Un musée Raizal pour protéger la mémoire de San Andrés, Providencia et Santa Catalina
Entourée de peintures et de photographies rappelant la culture Raizal dans une petite pièce de l'île de San Andrés, en Colombie, la leader Ruby Jay dit que, dans l'archipel, ils ont leur propre langue à travers laquelle son peuple exprime toute son ascendance. Elle le dit dans la salle qui abrite l'exposition qu'elle a elle-même organisée. Elle y montre les photographies qui représentent les aliments, les bâtiments et les ustensiles les plus représentatifs du Maritorio – le territoire maritime et culturel des peuples insulaires – un Raizal ancestral qu'ils se battent pour préserver et ainsi éviter la perte de leurs traditions.

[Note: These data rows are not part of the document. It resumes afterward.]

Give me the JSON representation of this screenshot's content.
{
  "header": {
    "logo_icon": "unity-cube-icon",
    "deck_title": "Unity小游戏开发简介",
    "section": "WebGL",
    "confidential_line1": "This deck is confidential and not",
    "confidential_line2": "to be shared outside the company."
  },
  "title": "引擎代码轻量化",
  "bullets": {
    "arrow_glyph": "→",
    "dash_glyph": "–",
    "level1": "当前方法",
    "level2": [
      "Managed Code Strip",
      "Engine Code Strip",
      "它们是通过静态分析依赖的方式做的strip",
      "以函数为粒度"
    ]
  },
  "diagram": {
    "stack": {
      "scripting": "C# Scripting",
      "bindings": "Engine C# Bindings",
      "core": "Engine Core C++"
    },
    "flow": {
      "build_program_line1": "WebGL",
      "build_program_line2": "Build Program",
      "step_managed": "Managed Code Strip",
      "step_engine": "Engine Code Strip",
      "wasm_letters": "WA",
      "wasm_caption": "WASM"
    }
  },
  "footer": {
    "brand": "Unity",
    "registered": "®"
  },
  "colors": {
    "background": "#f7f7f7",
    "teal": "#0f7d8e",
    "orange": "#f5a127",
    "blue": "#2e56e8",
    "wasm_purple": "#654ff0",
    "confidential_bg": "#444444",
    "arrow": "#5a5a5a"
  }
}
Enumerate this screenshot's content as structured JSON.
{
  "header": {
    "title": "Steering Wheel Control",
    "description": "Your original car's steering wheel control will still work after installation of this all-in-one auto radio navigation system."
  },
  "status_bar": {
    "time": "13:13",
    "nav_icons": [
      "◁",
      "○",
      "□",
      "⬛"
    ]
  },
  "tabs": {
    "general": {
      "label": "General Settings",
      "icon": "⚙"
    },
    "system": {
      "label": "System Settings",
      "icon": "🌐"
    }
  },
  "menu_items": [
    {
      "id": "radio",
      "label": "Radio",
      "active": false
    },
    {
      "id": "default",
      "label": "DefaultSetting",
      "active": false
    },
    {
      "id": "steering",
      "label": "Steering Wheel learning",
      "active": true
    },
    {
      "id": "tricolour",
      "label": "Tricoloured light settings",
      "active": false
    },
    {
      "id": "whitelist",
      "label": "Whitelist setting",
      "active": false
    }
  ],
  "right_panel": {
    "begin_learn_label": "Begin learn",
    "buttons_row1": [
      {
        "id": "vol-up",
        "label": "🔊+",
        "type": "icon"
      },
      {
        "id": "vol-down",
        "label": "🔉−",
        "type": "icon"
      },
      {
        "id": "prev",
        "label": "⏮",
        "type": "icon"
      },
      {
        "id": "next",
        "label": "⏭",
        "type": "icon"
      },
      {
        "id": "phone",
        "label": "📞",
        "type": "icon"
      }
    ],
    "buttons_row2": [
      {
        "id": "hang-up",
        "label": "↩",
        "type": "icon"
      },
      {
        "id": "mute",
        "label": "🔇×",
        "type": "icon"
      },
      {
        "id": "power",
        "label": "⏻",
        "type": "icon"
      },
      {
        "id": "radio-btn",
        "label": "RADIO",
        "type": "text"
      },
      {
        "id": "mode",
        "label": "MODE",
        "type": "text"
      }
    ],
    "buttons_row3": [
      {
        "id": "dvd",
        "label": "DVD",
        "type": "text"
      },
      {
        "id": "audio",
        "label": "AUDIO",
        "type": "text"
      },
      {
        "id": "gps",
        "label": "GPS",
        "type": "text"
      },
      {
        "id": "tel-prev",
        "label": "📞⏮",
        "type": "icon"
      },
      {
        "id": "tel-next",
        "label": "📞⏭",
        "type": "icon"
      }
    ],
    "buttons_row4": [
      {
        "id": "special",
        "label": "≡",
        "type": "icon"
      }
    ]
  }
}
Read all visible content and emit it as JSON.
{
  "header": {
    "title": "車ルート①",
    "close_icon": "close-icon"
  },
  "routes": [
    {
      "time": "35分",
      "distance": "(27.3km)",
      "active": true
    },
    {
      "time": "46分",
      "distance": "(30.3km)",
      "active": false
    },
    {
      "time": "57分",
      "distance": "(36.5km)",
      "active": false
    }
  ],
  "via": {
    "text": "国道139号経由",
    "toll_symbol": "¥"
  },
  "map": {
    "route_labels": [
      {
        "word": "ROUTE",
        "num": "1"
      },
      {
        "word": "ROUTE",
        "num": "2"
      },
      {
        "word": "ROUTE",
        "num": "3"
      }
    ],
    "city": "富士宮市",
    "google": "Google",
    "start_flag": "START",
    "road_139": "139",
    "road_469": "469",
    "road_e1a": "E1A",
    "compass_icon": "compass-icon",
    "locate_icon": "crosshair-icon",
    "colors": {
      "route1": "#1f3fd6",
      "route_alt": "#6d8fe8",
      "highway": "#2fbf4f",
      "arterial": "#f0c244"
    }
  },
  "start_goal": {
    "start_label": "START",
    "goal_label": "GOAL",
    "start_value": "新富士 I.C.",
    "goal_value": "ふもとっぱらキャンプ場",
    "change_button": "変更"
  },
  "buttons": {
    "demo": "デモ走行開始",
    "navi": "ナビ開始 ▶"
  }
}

Dans l'exposition, il y a de tout, depuis des photographies de gombo, l'un des tubercules cultivés sur les trois îles et issu de la cuisine africaine, jusqu'aux poêles à bois, avec lesquels on cuisinait traditionnellement dans les maisons Raizal. Vous pourrez également voir les pilotis qui font partie de l'architecture Raizal, conçus pour protéger pendant les inondations des cyclones et des tempêtes, et vous pourrez voir le crabe noir, une espèce qu'en Colombie on ne trouve que dans l'archipel. Dans la salle, en signe de ce que dit le leader, il y a un alphabet de la langue Raizal, ou créole, comme on peut aussi l'appeler.
Pour Jay, cette langue est le moteur de la culture du peuple Raizal. Il ne peut donc être ni perdu ni modifié. « Ce n'est pas l'anglais, c'est une langue avec des mots du Niger et du Congo. Alors, j'aime demander aux gens d'utiliser à nouveau le système pronominal, qui est un héritage de nos ancêtres africains. Alors ils ont arrêté de dire et disent malheur (I) de l'anglais. El est l'un des mots des langues du Niger et du Congo qui font partie de notre langue racine. »
Alors qu’elle se promène dans la salle, l’animatrice montre la carte de la Jamaïque accrochée au mur. La langue Raizal, rappelons-le, est née dans ce pays comme une forme de libération et de résistance à la déshumanisation de l’esclavage.
«Cet espace est le lieu où notre langue est sauvegardée», souligne-t-il. «Quand j'ai vu la promotion, l'utilisation et la revitalisation décolonisée de la langue Raizal, j'ai pensé à l'importance d'avoir un espace où les actes de langage s'expriment et, en même temps, c'est le lieu où les gens Raizal peuvent parler de la dépossession de notre communauté», dit-il.
Jay a étudié une licence en langues à l'Université industrielle de Santander, puis une maîtrise en littérature et études caribéennes, et maintenant un doctorat en linguistique. Son travail se concentre sur la recherche de la langue Raizal, depuis ses origines et ses luttes dans l'archipel, soulignant que, en tant que patrimoine matériel et immatériel, elle ne peut être modifiée : c'est un système linguistique autonome et parfait.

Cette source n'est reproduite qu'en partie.